There is also a subplot involving a famous ceramicist Holocaust survivor and an art dealer seeking reparations for European Jewish families whose art was stolen by the Nazis. But the main protagonists aren’t Jewish. I would argue, though, that it is still a Jewish novel.
Stations West’s characters were outsiders who, through successive generations, never managed to assimilate into American culture. Similarly, Gabriel is a Spanish artist who feels othered by his language and culture. Despite the fact that he’s resided in Paris almost longer than in his native Spain, he views French culture from the outside looking in. The other protagonist, Elm, is likewise alienated, first, because her branch of her illustrious family is out of favor and second because her grief at the death of her son has created a rift between her and reality. She is no longer able to relate to others in her family or at work.

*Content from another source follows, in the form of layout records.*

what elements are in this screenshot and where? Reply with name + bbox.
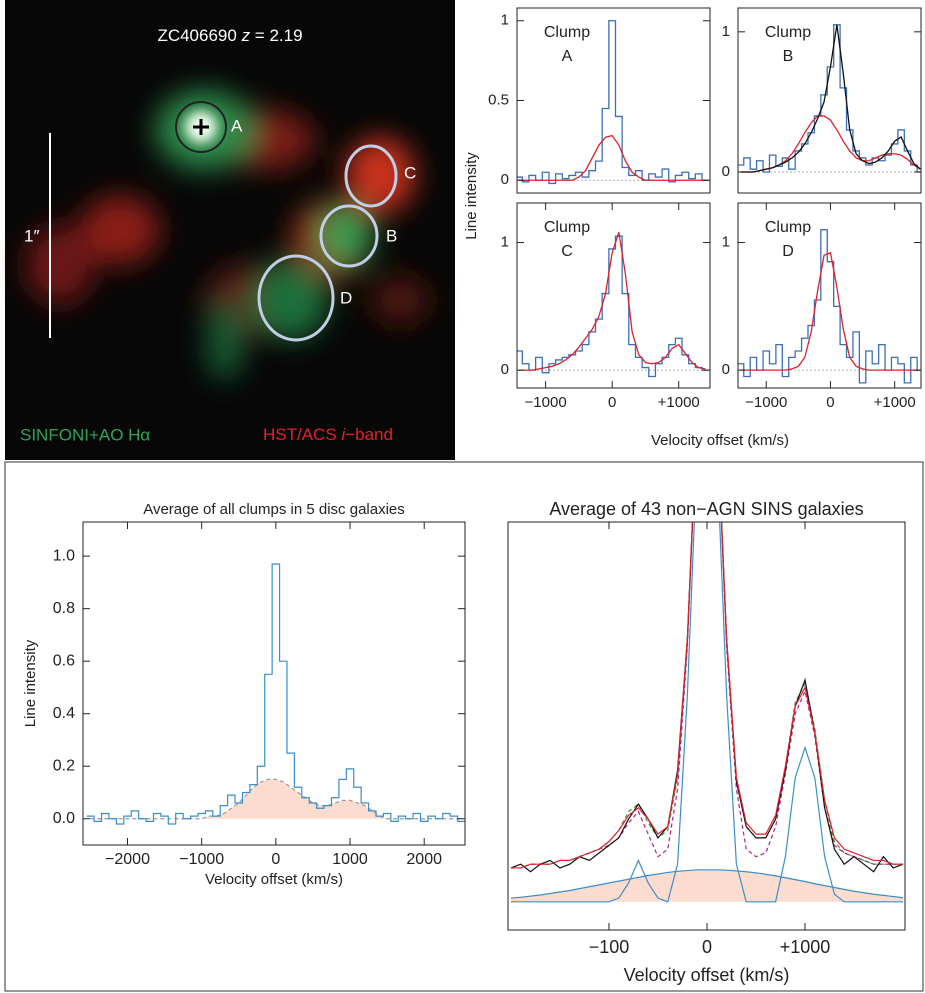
bottom-frame	[4, 461, 924, 992]
x-tick-label: −100	[589, 937, 630, 957]
caption-part: i	[341, 425, 346, 444]
plot-frame	[737, 7, 922, 194]
redshift: = 2.19	[255, 26, 303, 45]
panel-title: C	[561, 243, 573, 260]
y-tick-label: 0.0	[53, 810, 75, 827]
plot-area	[517, 20, 710, 185]
y-tick-label: 0	[501, 361, 509, 378]
caption: HST/ACS i−band	[263, 425, 393, 444]
spectrum	[517, 20, 709, 185]
x-tick-label: +1000	[658, 394, 700, 411]
panel-title: D	[782, 243, 794, 260]
y-tick-label: 0	[722, 361, 730, 378]
panel-title: Clump	[765, 219, 811, 236]
x-tick-label: +1000	[780, 937, 831, 957]
emission-map	[25, 90, 430, 380]
x-tick-label: 0	[702, 937, 712, 957]
x-axis-label: Velocity offset (km/s)	[205, 871, 343, 888]
plot-frame	[737, 202, 922, 389]
chart-title: Average of 43 non−AGN SINS galaxies	[549, 499, 863, 519]
fit-line	[518, 232, 706, 371]
spectrum	[517, 235, 709, 378]
chart-title: Average of all clumps in 5 disc galaxies	[143, 501, 405, 518]
image-title: ZC406690 z = 2.19	[157, 26, 302, 45]
x-tick-label: −1000	[525, 394, 567, 411]
x-axis-label: Velocity offset (km/s)	[624, 965, 790, 985]
fit-line	[90, 778, 462, 820]
x-tick-label: 0	[271, 851, 280, 868]
spectrum	[738, 24, 921, 173]
fit-line	[510, 522, 904, 869]
caption: SINFONI+AO Hα	[20, 425, 150, 444]
y-tick-label: 0.2	[53, 757, 75, 774]
y-tick-label: 0	[722, 163, 730, 180]
object-id: ZC406690	[157, 26, 236, 45]
clump-label: B	[386, 226, 397, 245]
clump-label: A	[231, 116, 243, 135]
y-tick-label: 1.0	[53, 547, 75, 564]
panel-title: Clump	[544, 219, 590, 236]
area-fill	[510, 869, 904, 902]
clump-label: D	[340, 288, 352, 307]
y-tick-label: 0.5	[488, 91, 509, 108]
plot-area	[510, 522, 904, 903]
y-tick-label: 0.6	[53, 652, 75, 669]
spectrum	[86, 563, 465, 825]
fit-line	[510, 522, 904, 869]
caption-part: −band	[345, 425, 393, 444]
aperture	[175, 101, 227, 153]
x-tick-label: 2000	[406, 851, 442, 868]
plot-area	[517, 232, 710, 378]
scale-label: 1″	[24, 226, 39, 245]
spectrum	[738, 229, 921, 384]
fit-line	[740, 24, 921, 173]
x-tick-label: 0	[826, 394, 834, 411]
aperture	[319, 204, 379, 268]
fit-line	[510, 869, 904, 899]
y-tick-label: 1	[722, 234, 730, 251]
image-panel: ZC406690 z = 2.19 A B C D 1″ SINFONI+AO …	[5, 0, 455, 460]
panel-title: Clump	[544, 24, 590, 41]
y-tick-label: 0.4	[53, 705, 75, 722]
aperture	[257, 254, 335, 342]
x-tick-label: −2000	[105, 851, 150, 868]
clump-label: C	[404, 163, 416, 182]
x-tick-label: 1000	[332, 851, 368, 868]
y-tick-label: 1	[501, 12, 509, 29]
caption-part: HST/ACS	[263, 425, 337, 444]
fit-line	[510, 522, 904, 869]
panel-title: Clump	[765, 24, 811, 41]
fit-line	[740, 251, 921, 371]
plot-frame	[516, 202, 711, 389]
x-tick-label: −1000	[179, 851, 224, 868]
y-tick-label: 1	[722, 23, 730, 40]
aperture	[344, 144, 398, 208]
area-fill	[90, 779, 462, 819]
plot-frame	[82, 521, 466, 846]
plot-area	[738, 229, 921, 384]
x-tick-label: −1000	[745, 394, 787, 411]
panel-title: A	[562, 48, 573, 65]
fit-line	[510, 522, 904, 903]
redshift-symbol: z	[241, 26, 251, 45]
x-tick-label: +1000	[874, 394, 916, 411]
y-axis-label: Line intensity	[463, 152, 480, 240]
plot-frame	[507, 521, 906, 931]
y-tick-label: 1	[501, 234, 509, 251]
center-cross	[193, 119, 209, 135]
y-tick-label: 0.8	[53, 600, 75, 617]
fit-line	[510, 522, 904, 873]
y-tick-label: 0	[501, 171, 509, 188]
fit-line	[518, 134, 706, 181]
y-axis-label: Line intensity	[22, 639, 39, 727]
plot-area	[86, 563, 465, 825]
x-axis-label: Velocity offset (km/s)	[651, 432, 789, 449]
plot-area	[738, 24, 921, 173]
x-tick-label: 0	[608, 394, 616, 411]
panel-title: B	[783, 48, 794, 65]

This experience of being simultaneously outside a culture while attempting to assimilate is a particularly Jewish one. The struggle with issues of national identity, of feigning integration in your own country is one that we all deal with every day, and this way of viewing the world—in the case of A Nearly Perfect Copy, a world created by a Jewish author—makes this book in its own way as Jewish as my first novel. Well, almost as Jewish.